L'an dernier, des spécialistes de l'Institut Watson de l'université Brown ont calculé que les États-Unis avaient dépensé 2.000 milliards de dollars pour les opérations à l'étranger et la mise en place de l'infrastructure militaire dans d'autres pays, sachant que 975 milliards de dollars ont été dépensés pour la guerre en Afghanistan et 822 milliards de dollars en Irak.
A l'heure actuelle, les troupes américaines sont présentes dans environ 80 États. Même le Congrès ignore le nombre exact de pays où sont déployées des unités américaines. Ainsi, les congressistes ont été étonnés d'apprendre la mort de militaires en 2017 à la frontière entre le Mali et le Niger.
D'après le politologue Alexandre Assafov, l'expérience militaire de l'Amérique à l'étranger est un échec, mais la rhétorique concernant le maintien de la paix à ce sujet est une «ruse». Il n'est pas bénéfique pour l'élite politique de Washington de cesser les conflits et de retirer les troupes, dit-il.
«Les succès militaires des USA ont été très modestes, les opérations échouaient les unes derrière les autres. Et bien que les adversaires de Donald Trump ne souhaitent pas le retrait des forces, leur tâche actuelle consiste à attaquer le principal exploit du président: le vecteur militariste du développement économique pendant son mandat», indique le politologue.
Économiser sur l'armement nucléaire et les forces spatiales
La création de forces spatiales indépendantes et le déploiement d'armes dans l'espace est une autre dépense inutile pour le budget, selon les spécialistes américains. L'abandon de ces projets permettrait d'économiser des milliards de dollars en procédures bureaucratiques.

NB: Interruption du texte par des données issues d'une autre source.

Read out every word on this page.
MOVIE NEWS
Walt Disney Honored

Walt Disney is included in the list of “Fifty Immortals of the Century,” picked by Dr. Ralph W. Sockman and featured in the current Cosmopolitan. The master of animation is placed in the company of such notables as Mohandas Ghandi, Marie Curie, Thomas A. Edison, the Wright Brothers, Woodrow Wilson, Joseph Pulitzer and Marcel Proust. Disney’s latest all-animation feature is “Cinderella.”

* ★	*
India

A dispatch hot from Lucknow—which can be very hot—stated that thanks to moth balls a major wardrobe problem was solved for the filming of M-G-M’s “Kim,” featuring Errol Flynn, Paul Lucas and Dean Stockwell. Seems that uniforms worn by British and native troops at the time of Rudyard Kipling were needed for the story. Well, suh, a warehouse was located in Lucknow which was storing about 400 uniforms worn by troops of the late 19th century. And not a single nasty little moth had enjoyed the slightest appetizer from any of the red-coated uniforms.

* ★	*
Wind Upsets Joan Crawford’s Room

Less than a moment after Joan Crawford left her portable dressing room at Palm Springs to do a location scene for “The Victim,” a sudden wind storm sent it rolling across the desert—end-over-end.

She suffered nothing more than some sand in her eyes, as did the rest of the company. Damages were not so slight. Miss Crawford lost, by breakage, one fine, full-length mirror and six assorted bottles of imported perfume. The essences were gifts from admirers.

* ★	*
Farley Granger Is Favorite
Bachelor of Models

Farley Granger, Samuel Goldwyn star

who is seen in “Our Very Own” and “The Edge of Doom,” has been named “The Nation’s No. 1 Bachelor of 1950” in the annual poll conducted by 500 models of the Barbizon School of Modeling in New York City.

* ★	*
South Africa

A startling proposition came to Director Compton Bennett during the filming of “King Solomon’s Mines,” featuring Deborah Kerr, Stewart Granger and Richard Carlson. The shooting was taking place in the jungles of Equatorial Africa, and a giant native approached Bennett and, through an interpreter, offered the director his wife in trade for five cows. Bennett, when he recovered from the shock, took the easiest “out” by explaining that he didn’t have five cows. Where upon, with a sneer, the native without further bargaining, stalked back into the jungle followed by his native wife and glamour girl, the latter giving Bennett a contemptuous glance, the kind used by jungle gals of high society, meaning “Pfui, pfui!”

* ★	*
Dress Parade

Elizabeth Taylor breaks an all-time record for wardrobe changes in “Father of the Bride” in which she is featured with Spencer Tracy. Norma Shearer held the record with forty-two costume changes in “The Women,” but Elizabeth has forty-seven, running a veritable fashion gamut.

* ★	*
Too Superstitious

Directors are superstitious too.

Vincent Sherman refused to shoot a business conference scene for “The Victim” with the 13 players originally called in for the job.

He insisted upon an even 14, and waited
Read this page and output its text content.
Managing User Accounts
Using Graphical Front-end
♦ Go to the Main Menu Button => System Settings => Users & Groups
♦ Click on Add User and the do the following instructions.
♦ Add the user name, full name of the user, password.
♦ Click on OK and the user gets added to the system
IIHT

En février dernier, Donald Trump avait signé un décret sur la création de forces spatiales, après quoi le Congrès avait proposé de réorganiser l'espace militaro-spatial afin de contrer les «menaces» actuelles et futures, notamment émanant de Moscou et de Pékin.
Les analystes suggèrent également au gouvernement américain d'annuler la modernisation de l'arme nucléaire et de renoncer aux missiles de croisière à très grande portée qui, selon eux, «ne joueront aucun rôle dans une stratégie basée uniquement sur la dissuasion». En outre, l'arsenal nucléaire à disposition des États-Unis suffit déjà pour contenir n'importe quel pays.
«Dans un scénario - peu plausible - de conflit nucléaire, les systèmes américains actuels sont capables de pénétrer dans les zones de couverture de la défense antiaérienne russe ou chinoise. Et surtout, l'ampleur et l'état de l'arsenal nucléaire américain dans l'ensemble sont plus que suffisants pour dissuader n'importe quel pays de lancer une attaque nucléaire contre les USA. L'abandon d'un nouveau système balistique permettrait de réduire les dépenses», écrivent les auteurs du rapport.
L'Association pour le contrôle des armes avait également prôné l'annulation de la modernisation nucléaire. Ses spécialistes avaient conclu que la politique de Donald Trump en la matière était «inefficace et risquée». Ils avaient reconnu que la probabilité d'une attaque nucléaire initiée par la Russie était extrêmement faible, et que l'arsenal à disposition des USA (environ 3.800 ogives, selon l'association) était plus que suffisant pour la dissuasion.
Les opinions exprimées dans ce contenu n'engagent que la responsabilité de l'auteur de l'article repris d'un média russe et traduit dans son intégralité en français.